第20話 ローストチキン

「んっしょ!」


 グリルから天板を出す時、思わず気合を入れてしまう。

 今晩のメインディッシュは丸ごとローストチキンです!

 実家では丸鶏なんてお祭りの日にしか焼かないけど、ガスターギュ家では日々の献立として提供致します。

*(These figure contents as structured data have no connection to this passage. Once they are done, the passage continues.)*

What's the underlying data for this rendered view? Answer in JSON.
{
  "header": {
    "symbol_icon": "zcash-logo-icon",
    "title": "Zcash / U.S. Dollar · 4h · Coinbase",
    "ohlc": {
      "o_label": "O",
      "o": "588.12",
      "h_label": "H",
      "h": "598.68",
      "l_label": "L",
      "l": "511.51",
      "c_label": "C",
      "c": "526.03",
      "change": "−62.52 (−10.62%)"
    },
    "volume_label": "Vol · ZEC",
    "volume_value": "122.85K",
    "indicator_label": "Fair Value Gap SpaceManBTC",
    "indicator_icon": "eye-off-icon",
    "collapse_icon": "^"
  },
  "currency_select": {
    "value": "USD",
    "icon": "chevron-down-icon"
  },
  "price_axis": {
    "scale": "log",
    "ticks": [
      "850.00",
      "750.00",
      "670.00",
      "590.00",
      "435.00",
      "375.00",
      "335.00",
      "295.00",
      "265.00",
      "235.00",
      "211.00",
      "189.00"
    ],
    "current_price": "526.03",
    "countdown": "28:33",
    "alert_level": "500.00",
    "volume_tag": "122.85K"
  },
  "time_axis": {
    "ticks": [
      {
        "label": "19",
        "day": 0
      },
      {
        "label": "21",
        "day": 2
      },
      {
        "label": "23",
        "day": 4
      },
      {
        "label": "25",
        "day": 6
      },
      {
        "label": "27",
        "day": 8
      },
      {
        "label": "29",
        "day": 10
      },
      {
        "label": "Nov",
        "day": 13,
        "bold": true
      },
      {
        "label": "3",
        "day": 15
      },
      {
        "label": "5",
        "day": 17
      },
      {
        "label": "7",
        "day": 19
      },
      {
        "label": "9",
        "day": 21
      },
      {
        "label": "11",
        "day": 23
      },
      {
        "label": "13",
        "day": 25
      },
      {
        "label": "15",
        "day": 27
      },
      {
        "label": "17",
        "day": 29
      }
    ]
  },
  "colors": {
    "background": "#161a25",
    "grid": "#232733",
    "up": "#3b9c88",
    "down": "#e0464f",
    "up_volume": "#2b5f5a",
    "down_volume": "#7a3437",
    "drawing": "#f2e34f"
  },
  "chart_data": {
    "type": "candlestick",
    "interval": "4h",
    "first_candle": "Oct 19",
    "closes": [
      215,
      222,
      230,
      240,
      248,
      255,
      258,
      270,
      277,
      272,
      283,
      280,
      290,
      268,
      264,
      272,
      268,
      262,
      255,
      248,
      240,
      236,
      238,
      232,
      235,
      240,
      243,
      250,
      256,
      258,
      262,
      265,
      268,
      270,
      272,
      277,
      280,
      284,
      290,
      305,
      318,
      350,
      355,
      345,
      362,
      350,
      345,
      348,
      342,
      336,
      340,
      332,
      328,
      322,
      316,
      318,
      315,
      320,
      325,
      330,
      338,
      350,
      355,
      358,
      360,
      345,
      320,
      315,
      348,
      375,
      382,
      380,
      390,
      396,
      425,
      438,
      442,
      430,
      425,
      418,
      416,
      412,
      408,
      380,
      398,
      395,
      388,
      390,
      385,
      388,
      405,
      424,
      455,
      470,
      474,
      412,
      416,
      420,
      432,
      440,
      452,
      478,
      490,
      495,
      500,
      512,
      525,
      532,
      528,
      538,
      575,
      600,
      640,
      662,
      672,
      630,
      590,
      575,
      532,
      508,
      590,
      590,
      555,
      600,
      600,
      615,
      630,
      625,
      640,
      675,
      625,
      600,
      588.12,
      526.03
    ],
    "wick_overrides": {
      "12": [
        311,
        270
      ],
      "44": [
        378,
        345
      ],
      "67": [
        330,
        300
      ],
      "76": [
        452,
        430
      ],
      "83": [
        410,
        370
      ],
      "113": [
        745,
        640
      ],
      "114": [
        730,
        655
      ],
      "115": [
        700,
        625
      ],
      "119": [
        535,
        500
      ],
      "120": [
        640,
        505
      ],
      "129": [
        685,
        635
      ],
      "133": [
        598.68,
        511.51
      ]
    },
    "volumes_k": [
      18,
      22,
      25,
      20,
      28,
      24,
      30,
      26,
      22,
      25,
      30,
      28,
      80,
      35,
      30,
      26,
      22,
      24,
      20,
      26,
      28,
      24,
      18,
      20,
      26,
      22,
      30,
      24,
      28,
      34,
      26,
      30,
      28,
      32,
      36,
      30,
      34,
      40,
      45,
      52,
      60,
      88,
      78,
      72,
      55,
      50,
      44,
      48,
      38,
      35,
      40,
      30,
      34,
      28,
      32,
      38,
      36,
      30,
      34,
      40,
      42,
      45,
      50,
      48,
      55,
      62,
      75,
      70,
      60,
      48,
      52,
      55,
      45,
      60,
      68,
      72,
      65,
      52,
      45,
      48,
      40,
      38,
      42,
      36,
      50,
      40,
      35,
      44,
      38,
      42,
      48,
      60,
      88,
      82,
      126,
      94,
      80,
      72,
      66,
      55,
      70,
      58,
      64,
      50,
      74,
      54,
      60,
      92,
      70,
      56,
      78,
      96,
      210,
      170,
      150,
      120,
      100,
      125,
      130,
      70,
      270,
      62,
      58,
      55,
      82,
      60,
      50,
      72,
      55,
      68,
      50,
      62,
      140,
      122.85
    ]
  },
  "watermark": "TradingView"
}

 ……というか、食べる量的に、切り身を買うより丸ごと一羽の方が安いのよね……。

 天板の中心に鎮座するチキンの周りに蒸し野菜を盛り付けたら、見栄えのいい一品料理の完成です。


「お、美味そうだな」


 私がコーンスープをよそっている間に、シュヴァルツ様がいそいそと席に着く。どんな料理も喜んでくれるけど、塊肉が食卓に上がると、さり気なくテンションが高くなります。

 男の人って、肉好きよね。

 そういえば、シュヴァルツ様には嫌いな物ってないのかしら? 何を出しても完食してくれるのは嬉しいけど。

 配膳が済むと、揃って食事を開始。


「では、切り分けますね」


 私はカービングナイフとフォークを使って丸鶏を食べやすいサイズに切ろうとするけど……。


「あれ?」


 骨が当たって切りづらい。


「えっと、んん?」


 ああ、せっかくの身がボロボロになっちゃう!

 焦る私に、シュヴァルツ様が「貸してみろ」と手を差し出す。カービングセットを渡すと、彼は手早くローストチキンを見慣れた部位の形へと切り分けていく。


「お上手ですね」


「俺はお前が生まれる前から刃物を振るってきたんだぞ」


 ……確かに、経験値が違いますね。


「前線は万年物資不足だったから、よく狩りに行ったんだ」


 シュヴァルツ様はぽつりと語る。


「こんな脂ののった鳥なんかいなかったが、痩せた水鳥でもご馳走だったよ。特にモモ肉は人気で争奪戦だったな」


 言いながら彼は、皮に香ばしい焦げ目のついた骨付きのモモ肉を私のお皿に載せた。


「じゃあ、食うか」


「はい」


 綺麗に切り分けられたお肉を頬張る。

 二本あるとはいえ、一番好きな部位を、真っ先に私に譲ってくれるんですね。

 ……きっと、他の人達にも同じように接していたのでしょう。

 黙々と丸鶏を骨にしていくシュヴァルツ様を見ていると、胸がドキドキして……苦しくなる。


 ……私、最近ちょっと変だ……。